Becky Yoho, who teaches at Shenango Elementary School in New Castle, Pa. and is a member of the Packard band, was one of those students. She joined the youth orchestra in high school and later attended YSU.

“He was a huge part of the reason I went there,” she said. “It’s hard not to want to go to a school when someone so inspiring and so amazing is a big part of that school. I feel like saying he’s inspiring is an understatement. He knew the

right words to say to make you want to be better … We had to dare to be great and, my goodness, he got that out of us.

“There are so many great educators in eastern Ohio and western Pennsylvania, and we strive to do our best because of him, and we pass that on to our students. We realize he will stay alive through us and that passing on.”

Bob Antonucci, band director at Lowellville High School, already was in his fourth year at YSU when Gage started there, but he still made an impact on him.

“What I noticed about him is he was one of those people who saw potential in you that you might have seen in yourself,” Antonucci said. “I definitely felt that.
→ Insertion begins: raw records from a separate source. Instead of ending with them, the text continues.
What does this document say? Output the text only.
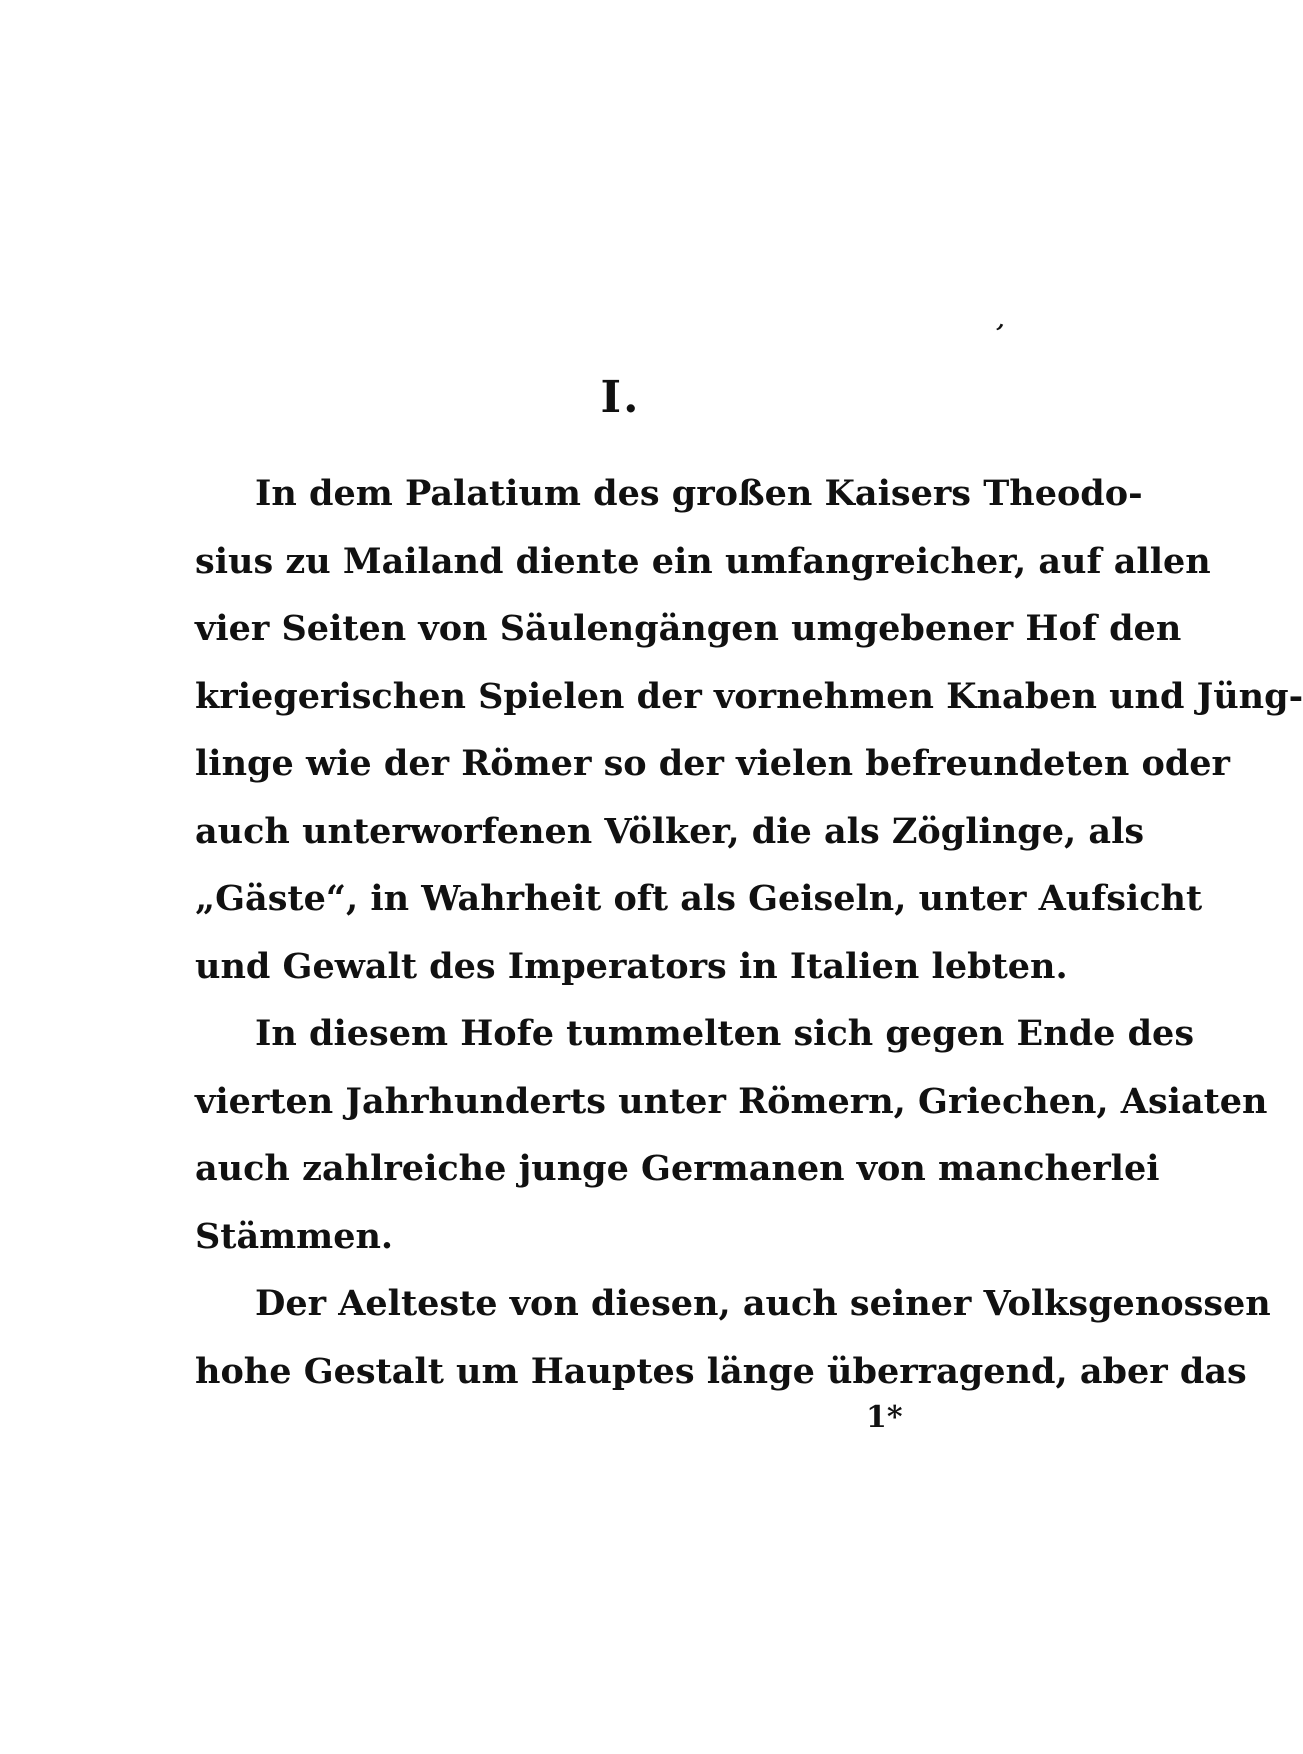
’
I.
In dem Palatium des großen Kaisers Theodo-
sius zu Mailand diente ein umfangreicher, auf allen
vier Seiten von Säulengängen umgebener Hof den
kriegerischen Spielen der vornehmen Knaben und Jüng-
linge wie der Römer so der vielen befreundeten oder
auch unterworfenen Völker, die als Zöglinge, als
„Gäste“, in Wahrheit oft als Geiseln, unter Aufsicht
und Gewalt des Imperators in Italien lebten.
In diesem Hofe tummelten sich gegen Ende des
vierten Jahrhunderts unter Römern, Griechen, Asiaten
auch zahlreiche junge Germanen von mancherlei
Stämmen.
Der Aelteste von diesen, auch seiner Volksgenossen
hohe Gestalt um Hauptes länge überragend, aber das
1*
He inspired you and motivated you to see it in yourself.”

Music was only one of the lessons he taught.

“He didn’t want them to be just good musicians, he wanted them to be good people, and he lived that,” Antonucci said.

Gage was a professor of conducting and director of bands at YSU’s Dana School of Music from 1993 until 2021. After retiring from YSU, he moved to Chrisman, Ill., where he was living at the time of his death, and he was teaching at Indiana State University in Terre Haute.

He guest conducted the Youngstown Symphony Orchestra, the U.S. Army Band: “Pershing’s Own” and the U.S. Army Field Band and Chorus, and he conducted concerts in Canada, Ireland and 34 states. During his tenure at YSU, its Wind Ensemble made its Carnegie Hall debut and recorded seven CDs.

Gage had degrees from the University of Illinois Urbana-Champaign, Eastman School of Music and the State University of New York at Freedonia.

Groth said he hasn’t even started to think about how the Packard band will replace Gage as conductor. He last spoke to Gage the day before his surgery on Jan. 10.

“He said he would have six months of intense rehab and was looking forward to coming back for the July 4 concert with a big bang, so to speak,” Groth said. “There’s no timetable, just a series of guest conductors (booked through May) and we’ll see where it leads us.”

The W.D. Packard Concert Band plays its next concert at 3 p.m. Sunday at Packard Music Hall. Gage’s son, Brendan, originally was scheduled to play French horn at Sunday’s concert as a substitute musician. Groth said he is making last-minute changes to the printed program to memorialize Gage with plans to do a full memorial concert in the coming months.

Yoho said she definitely will need tissues to get through Sunday’s performance.

“I consider myself so lucky to be a part of that group,” she said. “So many went to school at YSU and then they moved on. I got to continue to keep working with him all these years. I just keep thinking how lucky I am that I got to keep working with him.”